Avec la place vacante laissée par le député socialiste sortant Vincent Burroni et le score record de Marine Le Pen au second tour de l’élection présidentielle (54,52%), la 12e circonscription des Bouches-du-Rhône pourrait bien tomber entre les mains du FN à l’issue de ces élections législatives. Le territoire est sensible au discours du Front national depuis des dizaines d’années et Vitrolles a déjà subi une gestion, très contestée, par le couple Mégret entre 1997 et 2002. Conscient du potentiel électoral que représente le territoire de Vitrolles – Marignane, le Front national y a placé Jean-Lin Lacapelle, secrétaire national aux fédérations et à l’implantation au sein du parti. Mais les candidats qui lui font face, parmi lesquels Éric Diard, député de la circonscription de 2002 à 2012 et à qui il a manqué quelques centaines de voix, il y a cinq ans, pour conserver son siège, n’ont pas dit leur dernier mot.
La gauche résiste
En se plaçant en deuxième position avec 19,12% des suffrages exprimés au premier tour de l’élection présidentielle, La France insoumise a réussi à canaliser les voix des électeurs de gauche dans la circonscription. « Notre objectif est clairement affiché, c’est d’être au second tour », soutient Damien Merono, candidat titulaire de La France insoumise. Pour le jeune Vitrollais, étudiant en droit, l’objectif est « de convaincre les électeurs pour qu’ils puissent changer d’avis », notamment ceux qui se tournent vers le « vote contestataire » Front national. Affirmant se positionner comme la véritable force d’opposition de gauche dans la circonscription, le candidat assure que « le PS est en déclin complet » et qu’ils « ne réuniront pas suffisamment de voix ».
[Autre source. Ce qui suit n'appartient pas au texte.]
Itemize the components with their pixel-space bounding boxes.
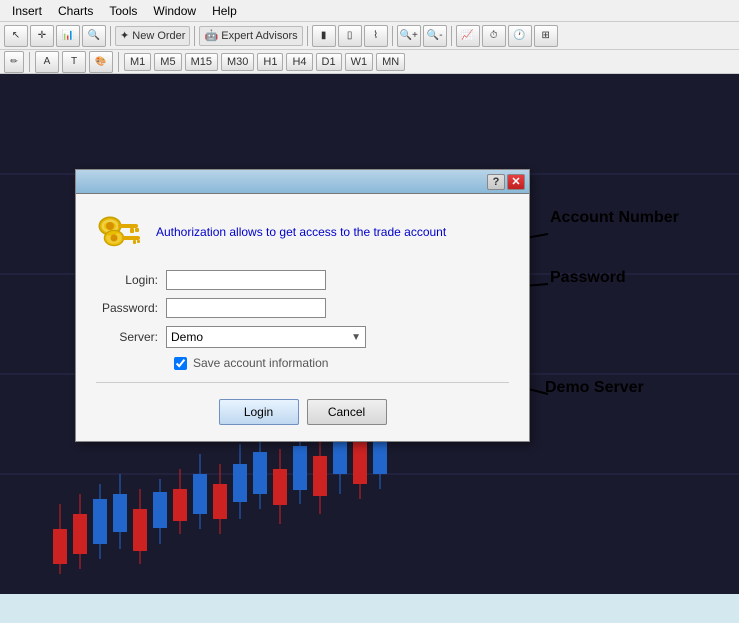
demo-server-annotation: Demo Server: [545, 379, 644, 397]
dialog-close-btn[interactable]: ✕: [507, 174, 525, 190]
tf-mn[interactable]: MN: [376, 53, 405, 71]
candle-btn[interactable]: ▯: [338, 25, 362, 47]
server-dropdown-arrow: ▼: [351, 332, 361, 343]
login-button[interactable]: Login: [219, 399, 299, 425]
menu-insert[interactable]: Insert: [4, 2, 50, 20]
crosshair-btn[interactable]: ✛: [30, 25, 54, 47]
password-input[interactable]: [166, 298, 326, 318]
dialog-separator: [96, 382, 509, 383]
timeframe-toolbar: ✏ A T 🎨 M1 M5 M15 M30 H1 H4 D1 W1 MN: [0, 50, 739, 74]
indicators-btn[interactable]: 📈: [456, 25, 480, 47]
server-label: Server:: [96, 330, 166, 344]
tf-m5[interactable]: M5: [154, 53, 181, 71]
sep7: [118, 52, 119, 72]
menu-window[interactable]: Window: [145, 2, 204, 20]
dialog-buttons: Login Cancel: [96, 391, 509, 429]
text-btn[interactable]: T: [62, 51, 86, 73]
save-account-row: Save account information: [174, 356, 509, 370]
menu-tools[interactable]: Tools: [101, 2, 145, 20]
zoom-in-btn[interactable]: 🔍+: [397, 25, 421, 47]
clock-btn[interactable]: 🕐: [508, 25, 532, 47]
account-number-annotation: Account Number: [550, 209, 679, 227]
bar-chart-btn[interactable]: ▮: [312, 25, 336, 47]
tf-h1[interactable]: H1: [257, 53, 283, 71]
sep6: [29, 52, 30, 72]
login-input[interactable]: [166, 270, 326, 290]
ea-icon: 🤖: [204, 29, 218, 42]
period-btn[interactable]: ⏱: [482, 25, 506, 47]
tf-h4[interactable]: H4: [286, 53, 312, 71]
sep1: [110, 26, 111, 46]
login-label: Login:: [96, 273, 166, 287]
expert-advisors-btn[interactable]: 🤖 Expert Advisors: [199, 26, 302, 46]
grid-btn[interactable]: ⊞: [534, 25, 558, 47]
chart-type-btn[interactable]: 📊: [56, 25, 80, 47]
tf-w1[interactable]: W1: [345, 53, 374, 71]
menu-help[interactable]: Help: [204, 2, 245, 20]
drawing-tool-btn[interactable]: ✏: [4, 51, 24, 73]
cancel-button[interactable]: Cancel: [307, 399, 387, 425]
arrow-tool-btn[interactable]: ↖: [4, 25, 28, 47]
zoom-out-btn[interactable]: 🔍-: [423, 25, 447, 47]
sep5: [451, 26, 452, 46]
save-account-label: Save account information: [193, 356, 328, 370]
server-value: Demo: [171, 330, 203, 344]
tf-m30[interactable]: M30: [221, 53, 254, 71]
password-annotation: Password: [550, 269, 626, 287]
server-select[interactable]: Demo ▼: [166, 326, 366, 348]
save-account-checkbox[interactable]: [174, 357, 187, 370]
sep2: [194, 26, 195, 46]
main-toolbar: ↖ ✛ 📊 🔍 ✦ New Order 🤖 Expert Advisors ▮ …: [0, 22, 739, 50]
server-field-row: Server: Demo ▼: [96, 326, 509, 348]
line-btn[interactable]: ⌇: [364, 25, 388, 47]
dialog-titlebar: ? ✕: [76, 170, 529, 194]
login-dialog: ? ✕: [75, 169, 530, 442]
sep4: [392, 26, 393, 46]
chart-area: Account Number Password Demo Server ? ✕: [0, 74, 739, 594]
password-label: Password:: [96, 301, 166, 315]
dialog-help-btn[interactable]: ?: [487, 174, 505, 190]
dialog-message: Authorization allows to get access to th…: [156, 224, 446, 241]
tf-m15[interactable]: M15: [185, 53, 218, 71]
keys-icon: [96, 210, 144, 254]
new-order-btn[interactable]: ✦ New Order: [115, 26, 190, 46]
password-field-row: Password:: [96, 298, 509, 318]
dialog-content: Authorization allows to get access to th…: [76, 194, 529, 441]
color-btn[interactable]: 🎨: [89, 51, 113, 73]
new-order-icon: ✦: [120, 29, 129, 42]
tf-m1[interactable]: M1: [124, 53, 151, 71]
font-btn[interactable]: A: [35, 51, 59, 73]
zoom-btn[interactable]: 🔍: [82, 25, 106, 47]
dialog-header: Authorization allows to get access to th…: [96, 210, 509, 254]
tf-d1[interactable]: D1: [316, 53, 342, 71]
sep3: [307, 26, 308, 46]
menu-charts[interactable]: Charts: [50, 2, 101, 20]
login-field-row: Login:: [96, 270, 509, 290]
menu-bar: Insert Charts Tools Window Help: [0, 0, 739, 22]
Entre le résultat très faible de Benoît Hamon lors de l’élection présidentielle (3,38%) et la décision du député socialiste sortant de ne pas se représenter, la présence d’un candidat PS sur la circonscription était loin d’être une évidence. « Dans une campagne normale, les candidats se servent de la dynamique de la présidentielle, raconte Isabelle Rovarino, conseillère municipale à Vitrolles et candidate socialiste. Pour nous, c’était un peu compliqué. On s’est posé la question de continuer ou pas, et on s’est dit que rien d’autre ne nous représentait ». Si elle admet que les électeurs la charrient de temps en temps avec des « Ah, vous êtes encore vivants ! » et des « Oh, un dinosaure », la candidate insiste sur sa motivation et celle des militants socialistes, qui « ont envie de défendre les valeurs de la gauche et du PS ».
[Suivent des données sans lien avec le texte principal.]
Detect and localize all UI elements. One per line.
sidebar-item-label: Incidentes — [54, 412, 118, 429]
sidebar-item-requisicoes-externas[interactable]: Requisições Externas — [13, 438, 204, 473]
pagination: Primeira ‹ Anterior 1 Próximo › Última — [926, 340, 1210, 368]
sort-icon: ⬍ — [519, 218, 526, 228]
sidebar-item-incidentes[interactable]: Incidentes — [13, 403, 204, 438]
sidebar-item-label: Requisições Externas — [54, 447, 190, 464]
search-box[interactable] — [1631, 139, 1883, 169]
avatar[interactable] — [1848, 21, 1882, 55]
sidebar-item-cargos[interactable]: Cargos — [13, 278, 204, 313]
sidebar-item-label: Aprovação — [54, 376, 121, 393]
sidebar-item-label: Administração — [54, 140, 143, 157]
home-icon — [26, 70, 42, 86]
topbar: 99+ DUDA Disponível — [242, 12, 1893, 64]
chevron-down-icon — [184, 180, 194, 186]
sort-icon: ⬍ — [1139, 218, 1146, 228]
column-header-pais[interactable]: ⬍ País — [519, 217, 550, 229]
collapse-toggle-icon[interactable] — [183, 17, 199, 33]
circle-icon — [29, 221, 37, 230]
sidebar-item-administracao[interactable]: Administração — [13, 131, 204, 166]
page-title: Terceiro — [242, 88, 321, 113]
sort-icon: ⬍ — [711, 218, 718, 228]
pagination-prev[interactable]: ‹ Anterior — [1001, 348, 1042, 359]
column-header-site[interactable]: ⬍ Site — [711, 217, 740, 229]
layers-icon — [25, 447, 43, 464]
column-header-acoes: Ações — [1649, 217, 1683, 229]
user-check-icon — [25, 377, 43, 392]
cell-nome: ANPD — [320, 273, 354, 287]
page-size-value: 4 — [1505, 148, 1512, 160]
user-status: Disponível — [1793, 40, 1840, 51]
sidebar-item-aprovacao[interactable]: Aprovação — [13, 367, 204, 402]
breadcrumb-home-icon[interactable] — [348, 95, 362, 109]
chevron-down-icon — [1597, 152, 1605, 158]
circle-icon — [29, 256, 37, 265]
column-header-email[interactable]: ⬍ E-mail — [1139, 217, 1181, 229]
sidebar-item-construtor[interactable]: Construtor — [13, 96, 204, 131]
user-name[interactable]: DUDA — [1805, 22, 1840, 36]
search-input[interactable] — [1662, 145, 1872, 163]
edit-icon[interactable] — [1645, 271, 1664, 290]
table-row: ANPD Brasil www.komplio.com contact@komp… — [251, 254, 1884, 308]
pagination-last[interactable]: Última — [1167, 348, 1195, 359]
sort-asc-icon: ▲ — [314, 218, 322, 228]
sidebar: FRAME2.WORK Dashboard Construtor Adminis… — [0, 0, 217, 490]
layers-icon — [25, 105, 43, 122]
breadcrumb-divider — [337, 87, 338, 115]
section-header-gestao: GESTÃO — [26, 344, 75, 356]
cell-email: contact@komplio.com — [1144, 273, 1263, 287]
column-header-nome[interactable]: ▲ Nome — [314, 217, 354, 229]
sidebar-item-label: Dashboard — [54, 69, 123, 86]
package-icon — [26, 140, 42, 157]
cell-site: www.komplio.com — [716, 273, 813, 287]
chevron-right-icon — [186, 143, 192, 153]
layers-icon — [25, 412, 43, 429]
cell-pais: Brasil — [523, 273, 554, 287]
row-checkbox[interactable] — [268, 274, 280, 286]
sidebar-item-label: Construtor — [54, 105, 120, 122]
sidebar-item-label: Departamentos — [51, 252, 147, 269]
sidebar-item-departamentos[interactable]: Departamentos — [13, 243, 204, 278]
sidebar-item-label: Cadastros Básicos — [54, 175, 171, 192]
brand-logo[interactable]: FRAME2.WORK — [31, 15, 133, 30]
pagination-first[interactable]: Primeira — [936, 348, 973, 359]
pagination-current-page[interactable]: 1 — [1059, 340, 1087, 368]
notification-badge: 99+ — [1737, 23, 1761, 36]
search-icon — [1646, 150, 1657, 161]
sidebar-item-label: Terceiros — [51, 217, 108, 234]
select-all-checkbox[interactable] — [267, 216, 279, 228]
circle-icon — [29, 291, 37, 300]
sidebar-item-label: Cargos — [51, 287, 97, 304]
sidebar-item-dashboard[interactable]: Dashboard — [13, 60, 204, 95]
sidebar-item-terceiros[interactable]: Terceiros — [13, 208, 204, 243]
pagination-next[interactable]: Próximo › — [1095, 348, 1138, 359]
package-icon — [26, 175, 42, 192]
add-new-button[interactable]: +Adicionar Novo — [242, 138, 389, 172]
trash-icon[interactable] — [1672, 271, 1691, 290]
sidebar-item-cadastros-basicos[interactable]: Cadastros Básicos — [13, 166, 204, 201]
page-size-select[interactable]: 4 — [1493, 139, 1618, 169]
Soulagée de l’accueil positif qui lui est réservé par les électeurs sur le terrain, Isabelle Rovarino ne perd pas de vue son objectif : « Notre principal adversaire, c’est clair, c’est le Front national ». Viennent ensuite les candidats Les Républicains et La République en marche, « deux candidats de droite » selon la conseillère municipale, qui ajoute vouloir former une « opposition constructive » au gouvernement d’Emmanuel Macron.
« Le FN est en train de s’affaiblir »
Accusant les candidats du Front national et de La République en marche de « copier-coller le programme de leur candidat sans aucune référence au territoire », le candidat Les Républicains, Éric Diard, maire de Sausset-les-Pins, se présente comme un candidat de proximité auquel « les électeurs peuvent s’identifier ». « Le FN est en train de s’affaiblir sur cette circonscription », assure-t-il, confiant. Pour lui, deux raisons à ce déclin : « Le candidat du Front national, Jean-Lin Lacapelle, est un parachuté parisien et ça ne passe pas bien, et Marine Le Pen a fait un très mauvais débat à l’élection présidentielle ». Et même concernant Marignane, où Marine Le Pen a obtenu 60,26% des voix au second tour de l’élection présidentielle, le candidat LR semble serein : « Le vote FN va s’y abaisser mécaniquement avec la présence en suppléant du maire de Marignane Éric Le Dissès, certifie-t-il. Il empiète énormément sur le Front national ».
Le candidat pointe également du doigt la « confusion » qui émane de la candidature d’un « dissident », à savoir Jacques Clostermann, soutenu par Jean-Marie Le Pen. Mais s’il adresse de nombreuses critiques à Jean-Lin Lacapelle, le maire de Sausset-les-Pins n’en oublie pas pour autant Camille Bal, candidate de La République en marche dans la circonscription. L’accusant d’avoir rejoint la campagne très tardivement, Éric Diard soutient que la candidate LREM « a réussi à avoir l’unanimité des élus contre elle ».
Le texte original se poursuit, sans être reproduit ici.